# Encoding

Encoding is a technique of converting categorical variables into numerical values so that it could be easily fitted to a machine learning model.

***Let’s understand about the different types of categorical variables.***

## Nominal categorical variable:

Nominal categorical variables are those for which we do not have to worry about the arrangement of the categories.

#### Example,

1. Suppose we have a gender column with categories as Male and Female.
2. We can also have a state column in which we have different states like NY, FL, NV, TX

***So here we don’t have to worry about the arrangement of the categories.***

## Ordinal Categorical variable :

Ordinal categories are those in which we have to worry about the rank. These categories can be rearranged based on ranks.

#### Example,

1. Suppose in a dataset there is an education column which we will use to predict the salary of the person. The education column has categories like ‘bachelors’,’masters’,’PHD’. Based on the above categories we can rearrange this and assign ranks to each category. Based on the education level ‘PHD’ will get the highest rank (PHD-1, masters-2, bachelors-3).

## Types of Encoding:

1. Nominal Encoding
2. Ordinal Encoding

![Encoding-1.png](attachment:Encoding-1.png)

### 1. One Hot Encoding

- One hot encoding is a process of representing categorical data as a set of binary values, where each category is mapped to a unique binary value.
- In this representation, only one bit is set to 1, and the rest are set to 0, hence the name "one hot."
- This method is applied to nominal categorical variables.

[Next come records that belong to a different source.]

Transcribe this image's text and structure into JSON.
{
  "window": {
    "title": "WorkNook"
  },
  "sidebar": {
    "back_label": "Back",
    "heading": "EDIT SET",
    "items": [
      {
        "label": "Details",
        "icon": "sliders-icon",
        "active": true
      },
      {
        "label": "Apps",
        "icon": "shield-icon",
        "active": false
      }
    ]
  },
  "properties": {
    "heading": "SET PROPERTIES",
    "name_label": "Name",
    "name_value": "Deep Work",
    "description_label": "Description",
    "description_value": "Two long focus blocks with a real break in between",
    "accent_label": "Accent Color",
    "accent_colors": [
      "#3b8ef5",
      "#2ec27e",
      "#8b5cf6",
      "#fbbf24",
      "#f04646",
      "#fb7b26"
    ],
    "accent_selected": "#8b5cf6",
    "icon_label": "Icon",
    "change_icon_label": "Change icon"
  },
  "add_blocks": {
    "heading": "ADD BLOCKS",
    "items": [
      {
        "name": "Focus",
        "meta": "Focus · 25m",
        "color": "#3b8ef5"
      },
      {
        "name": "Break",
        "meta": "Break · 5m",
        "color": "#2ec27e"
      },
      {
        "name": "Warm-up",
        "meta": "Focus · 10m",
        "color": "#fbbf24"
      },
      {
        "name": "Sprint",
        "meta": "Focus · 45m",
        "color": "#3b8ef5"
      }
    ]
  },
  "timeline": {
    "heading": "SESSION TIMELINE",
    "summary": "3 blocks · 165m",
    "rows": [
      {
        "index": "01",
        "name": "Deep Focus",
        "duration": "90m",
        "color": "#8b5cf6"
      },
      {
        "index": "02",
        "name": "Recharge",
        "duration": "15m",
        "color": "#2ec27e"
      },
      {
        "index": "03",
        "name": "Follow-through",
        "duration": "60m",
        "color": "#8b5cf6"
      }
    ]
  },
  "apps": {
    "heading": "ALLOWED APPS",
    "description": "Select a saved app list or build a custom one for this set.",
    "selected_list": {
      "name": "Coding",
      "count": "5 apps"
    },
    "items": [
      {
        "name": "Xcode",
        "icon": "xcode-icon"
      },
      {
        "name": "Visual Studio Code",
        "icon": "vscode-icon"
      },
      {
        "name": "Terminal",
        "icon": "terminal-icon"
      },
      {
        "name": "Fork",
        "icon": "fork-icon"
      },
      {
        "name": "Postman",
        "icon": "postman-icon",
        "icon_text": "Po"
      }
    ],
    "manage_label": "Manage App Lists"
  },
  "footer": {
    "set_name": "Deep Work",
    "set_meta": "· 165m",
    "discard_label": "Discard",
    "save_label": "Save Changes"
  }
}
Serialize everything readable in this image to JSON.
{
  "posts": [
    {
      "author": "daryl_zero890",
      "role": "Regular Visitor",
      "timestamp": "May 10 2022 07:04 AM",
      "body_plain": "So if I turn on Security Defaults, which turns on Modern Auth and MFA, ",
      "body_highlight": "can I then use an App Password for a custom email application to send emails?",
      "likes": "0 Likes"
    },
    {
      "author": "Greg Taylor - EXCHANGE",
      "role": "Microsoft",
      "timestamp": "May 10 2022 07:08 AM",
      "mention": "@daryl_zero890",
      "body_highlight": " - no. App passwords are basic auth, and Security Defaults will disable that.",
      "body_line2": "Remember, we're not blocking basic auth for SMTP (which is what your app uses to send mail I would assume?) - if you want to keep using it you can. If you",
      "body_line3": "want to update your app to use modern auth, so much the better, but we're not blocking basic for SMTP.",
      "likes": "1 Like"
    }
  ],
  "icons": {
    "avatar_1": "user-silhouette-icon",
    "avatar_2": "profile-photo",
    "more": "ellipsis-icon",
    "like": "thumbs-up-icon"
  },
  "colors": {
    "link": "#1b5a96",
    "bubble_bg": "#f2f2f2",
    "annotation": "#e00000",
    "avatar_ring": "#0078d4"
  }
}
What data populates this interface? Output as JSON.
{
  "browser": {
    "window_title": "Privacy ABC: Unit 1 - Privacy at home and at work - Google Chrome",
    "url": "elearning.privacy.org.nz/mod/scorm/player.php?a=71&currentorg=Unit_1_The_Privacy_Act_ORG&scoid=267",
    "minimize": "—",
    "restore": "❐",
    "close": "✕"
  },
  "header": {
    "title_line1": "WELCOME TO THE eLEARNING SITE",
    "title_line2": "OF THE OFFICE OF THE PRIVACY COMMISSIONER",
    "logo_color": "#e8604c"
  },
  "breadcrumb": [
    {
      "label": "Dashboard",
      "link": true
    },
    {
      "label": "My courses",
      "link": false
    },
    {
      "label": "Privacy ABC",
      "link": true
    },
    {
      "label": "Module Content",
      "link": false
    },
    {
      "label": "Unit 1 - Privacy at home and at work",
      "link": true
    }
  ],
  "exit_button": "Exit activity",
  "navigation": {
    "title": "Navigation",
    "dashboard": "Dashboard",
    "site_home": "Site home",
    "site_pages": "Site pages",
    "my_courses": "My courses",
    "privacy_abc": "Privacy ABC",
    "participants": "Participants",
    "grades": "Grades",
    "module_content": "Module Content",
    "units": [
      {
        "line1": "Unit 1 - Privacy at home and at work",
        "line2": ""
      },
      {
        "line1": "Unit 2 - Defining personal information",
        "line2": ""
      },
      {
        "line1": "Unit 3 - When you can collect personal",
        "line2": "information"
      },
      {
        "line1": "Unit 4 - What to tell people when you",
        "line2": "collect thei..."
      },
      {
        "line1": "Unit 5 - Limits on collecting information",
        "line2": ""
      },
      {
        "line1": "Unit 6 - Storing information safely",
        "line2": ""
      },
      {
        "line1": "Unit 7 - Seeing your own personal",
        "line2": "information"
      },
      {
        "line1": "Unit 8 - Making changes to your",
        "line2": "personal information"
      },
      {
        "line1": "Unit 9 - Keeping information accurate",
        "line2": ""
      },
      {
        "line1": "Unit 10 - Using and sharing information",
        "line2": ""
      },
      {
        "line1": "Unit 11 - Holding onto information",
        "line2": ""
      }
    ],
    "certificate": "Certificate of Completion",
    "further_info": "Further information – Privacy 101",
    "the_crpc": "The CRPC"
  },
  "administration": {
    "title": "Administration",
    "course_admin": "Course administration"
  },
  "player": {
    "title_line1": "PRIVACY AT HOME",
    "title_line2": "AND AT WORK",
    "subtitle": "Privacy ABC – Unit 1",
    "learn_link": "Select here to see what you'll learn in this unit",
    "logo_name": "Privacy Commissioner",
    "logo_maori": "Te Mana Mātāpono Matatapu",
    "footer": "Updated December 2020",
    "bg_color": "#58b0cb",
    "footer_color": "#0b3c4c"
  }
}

Example, suppose we have a column containing 3 categorical variables, then in one hot encoding 3 columns will be created each for a categorical variable.

![one_hot_encoding_5115c7522a.png](attachment:fa2a91fe-c34c-4d04-906f-6ea2b9db7770.png)

## Dummy Variable Trap

We can skip the last column ‘Green’ as 0,0 signifies green. This means, suppose we have ‘n’ columns, then the one hot encoding should create ‘n-1’ columns.

![dummy-variable-trap-1.png](attachment:01ad8cb3-d756-42f5-be3a-a876e4da34d5.png)

## Disadvantage

- Suppose we have a column which has 100 categorical variables. Now if we try to convert the categorical variables into dummy variable then we will get 99 columns.
- This will increase the dimension of the overall dataset which will lead to curse of dimensionality.

So basically, if there is a lot of categorical variables in a column then we should not apply this technique.

# pandas categorical to numeric

In [1]:
import pandas as pd

df = pd.DataFrame({
    "name": ["Golf", "A3", "Leon", "Passat", "X6M"],
    "price": [32000, 38000, 28000, 36000, 75000],
    "brand": ["VW", "Audi", "Seat", "VW", "BMW"],
    "color": ["Black", "Blue", "Red", "Blue", "Black"]
    })

df

Unnamed: 0,name,price,brand,color
0,Golf,32000,VW,Black
1,A3,38000,Audi,Blue
2,Leon,28000,Seat,Red
3,Passat,36000,VW,Blue
4,X6M,75000,BMW,Black


In [3]:
pd.get_dummies(data=df, dtype=int)

Unnamed: 0,price,name_A3,name_Golf,name_Leon,name_Passat,name_X6M,brand_Audi,brand_BMW,brand_Seat,brand_VW,color_Black,color_Blue,color_Red
0,32000,0,1,0,0,0,0,0,0,1,1,0,0
1,38000,1,0,0,0,0,1,0,0,0,0,1,0
2,28000,0,0,1,0,0,0,0,1,0,0,0,1
3,36000,0,0,0,1,0,0,0,0,1,0,1,0
4,75000,0,0,0,0,1,0,1,0,0,1,0,0


In [8]:
pd.get_dummies(data=df, dtype=int).shape

(5, 13)

In [5]:
pd.get_dummies(data=df, columns=['brand'], dtype=int)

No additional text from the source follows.